Die Europäische Union ist eine auf demokratischen Grund- und Menschenrechten aufgebaute Wertegemeinschaft. Fest zu verankern sind diese Werte aber nur durch eine demokratische Gesellschaft, in der vielfältiges bürgerschaftliches Engagement geschützt und gefördert wird. Dies gilt für Krisenzeiten ebenso wie sonst auch. „Nur gelebte Werte sind starke Werte.
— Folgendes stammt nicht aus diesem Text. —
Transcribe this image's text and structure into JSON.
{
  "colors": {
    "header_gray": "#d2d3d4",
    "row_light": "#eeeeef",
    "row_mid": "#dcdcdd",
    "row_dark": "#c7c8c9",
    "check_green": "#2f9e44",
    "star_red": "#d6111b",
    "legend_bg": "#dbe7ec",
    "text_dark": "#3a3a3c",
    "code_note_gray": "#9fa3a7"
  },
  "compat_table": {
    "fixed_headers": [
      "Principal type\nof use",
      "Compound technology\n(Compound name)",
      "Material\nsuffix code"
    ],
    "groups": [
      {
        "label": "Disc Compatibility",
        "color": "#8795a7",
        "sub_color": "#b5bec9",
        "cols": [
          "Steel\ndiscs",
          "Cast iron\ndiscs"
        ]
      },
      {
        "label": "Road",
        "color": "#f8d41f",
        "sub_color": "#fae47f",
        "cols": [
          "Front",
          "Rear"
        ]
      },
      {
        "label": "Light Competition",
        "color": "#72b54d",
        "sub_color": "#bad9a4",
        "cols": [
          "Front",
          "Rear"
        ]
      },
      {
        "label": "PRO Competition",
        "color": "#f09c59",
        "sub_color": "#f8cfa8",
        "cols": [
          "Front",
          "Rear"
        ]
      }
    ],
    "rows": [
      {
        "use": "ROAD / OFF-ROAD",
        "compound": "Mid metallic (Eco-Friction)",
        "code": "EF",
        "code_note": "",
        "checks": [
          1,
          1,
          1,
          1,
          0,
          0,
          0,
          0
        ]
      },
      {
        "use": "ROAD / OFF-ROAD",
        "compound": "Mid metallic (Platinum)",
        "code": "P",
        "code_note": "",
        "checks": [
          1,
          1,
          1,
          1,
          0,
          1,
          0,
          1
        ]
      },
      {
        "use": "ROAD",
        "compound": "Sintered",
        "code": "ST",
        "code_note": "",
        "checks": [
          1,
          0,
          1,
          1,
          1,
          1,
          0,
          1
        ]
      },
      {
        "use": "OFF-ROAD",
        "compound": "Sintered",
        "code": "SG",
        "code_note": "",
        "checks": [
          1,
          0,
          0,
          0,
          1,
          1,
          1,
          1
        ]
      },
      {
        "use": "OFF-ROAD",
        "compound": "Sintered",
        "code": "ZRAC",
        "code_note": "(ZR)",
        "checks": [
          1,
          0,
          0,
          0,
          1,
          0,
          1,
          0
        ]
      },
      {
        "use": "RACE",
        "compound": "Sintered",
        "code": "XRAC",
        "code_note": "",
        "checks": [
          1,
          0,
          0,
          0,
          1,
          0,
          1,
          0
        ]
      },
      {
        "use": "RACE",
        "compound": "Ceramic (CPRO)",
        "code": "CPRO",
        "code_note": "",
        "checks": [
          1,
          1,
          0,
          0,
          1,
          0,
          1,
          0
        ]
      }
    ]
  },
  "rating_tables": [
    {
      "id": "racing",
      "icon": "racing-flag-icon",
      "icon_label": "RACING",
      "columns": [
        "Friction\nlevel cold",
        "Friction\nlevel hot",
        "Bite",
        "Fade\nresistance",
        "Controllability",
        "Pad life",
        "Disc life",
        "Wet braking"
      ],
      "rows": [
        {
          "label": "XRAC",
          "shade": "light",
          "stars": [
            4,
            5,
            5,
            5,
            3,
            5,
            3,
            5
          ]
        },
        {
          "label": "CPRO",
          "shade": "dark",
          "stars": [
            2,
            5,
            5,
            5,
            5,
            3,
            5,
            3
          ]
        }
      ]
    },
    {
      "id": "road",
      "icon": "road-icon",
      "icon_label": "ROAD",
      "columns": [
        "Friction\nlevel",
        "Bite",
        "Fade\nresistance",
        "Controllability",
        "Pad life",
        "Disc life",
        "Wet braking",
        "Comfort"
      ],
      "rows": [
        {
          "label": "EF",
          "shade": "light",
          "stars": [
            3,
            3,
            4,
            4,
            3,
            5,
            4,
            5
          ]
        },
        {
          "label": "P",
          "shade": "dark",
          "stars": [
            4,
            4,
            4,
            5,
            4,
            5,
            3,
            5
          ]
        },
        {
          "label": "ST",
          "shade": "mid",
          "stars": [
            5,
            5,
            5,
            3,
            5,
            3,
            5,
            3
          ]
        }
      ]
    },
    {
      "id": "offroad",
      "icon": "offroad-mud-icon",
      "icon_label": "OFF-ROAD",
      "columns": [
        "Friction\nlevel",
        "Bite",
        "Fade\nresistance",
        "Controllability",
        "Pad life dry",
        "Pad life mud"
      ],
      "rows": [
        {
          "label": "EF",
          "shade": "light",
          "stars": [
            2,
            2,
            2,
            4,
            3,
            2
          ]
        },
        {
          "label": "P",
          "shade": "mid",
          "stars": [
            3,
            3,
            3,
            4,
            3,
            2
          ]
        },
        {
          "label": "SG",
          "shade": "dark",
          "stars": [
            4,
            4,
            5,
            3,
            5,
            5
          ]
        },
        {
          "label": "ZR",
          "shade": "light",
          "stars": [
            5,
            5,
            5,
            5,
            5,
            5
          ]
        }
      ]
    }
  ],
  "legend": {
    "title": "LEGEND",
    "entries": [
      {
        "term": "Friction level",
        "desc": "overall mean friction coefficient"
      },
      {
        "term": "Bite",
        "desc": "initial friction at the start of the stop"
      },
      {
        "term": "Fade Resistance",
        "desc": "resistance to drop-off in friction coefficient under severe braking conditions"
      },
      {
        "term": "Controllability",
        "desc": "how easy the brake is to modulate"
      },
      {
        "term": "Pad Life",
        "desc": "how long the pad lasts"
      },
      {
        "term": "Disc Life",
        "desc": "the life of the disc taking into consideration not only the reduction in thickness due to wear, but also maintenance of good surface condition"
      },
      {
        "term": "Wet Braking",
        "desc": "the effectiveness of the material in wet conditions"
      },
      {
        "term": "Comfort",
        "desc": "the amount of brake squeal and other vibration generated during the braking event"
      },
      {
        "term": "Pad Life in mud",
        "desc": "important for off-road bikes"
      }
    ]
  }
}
Nur gemeinsam können wir unsere Werte glaubhaft und überzeugend vertreten“, ruft Selle die EU-Institutionen und Mitgliedstaaten zu gemeinsamem Handeln auf. 

Über die EBD

Die Europäische Bewegung Deutschland e.V. ist das größte Netzwerk für Europapolitik in Deutschland. Als überparteilicher Zusammenschluss von 252 Interessengruppen aus Gesellschaft und Wirtschaft fühlt sich das Netzwerk EBD einem klaren pro-europäischen Auftrag verpflichtet. Die Mitgliedsorganisationen repräsentieren nahezu alle gesellschaftlichen Gruppen: Wirtschafts- und Berufsverbände, Gewerkschaften, Bildungsträger, wissenschaftliche Institute, Stiftungen, Parteien, Unternehmen, Kommunen und andere.

Die EBD fördert gemäß Satzung die europäische Integration in Deutschland und die grenzüberschreitende Kooperation der europäischen Zivilgesellschaft. Zusätzlich unterstützt das Netzwerk EBD seine Mitgliedsorganisationen in europäischen Informations-, Kooperations- und Bildungsaktivitäten. Seit 2013 definiert die Mitgliederversammlung der EBD jedes Jahr konkrete Politische Forderungen, die neben den inhaltlichen Arbeitsschwerpunkten die Grundlage ihrer Arbeit bilden.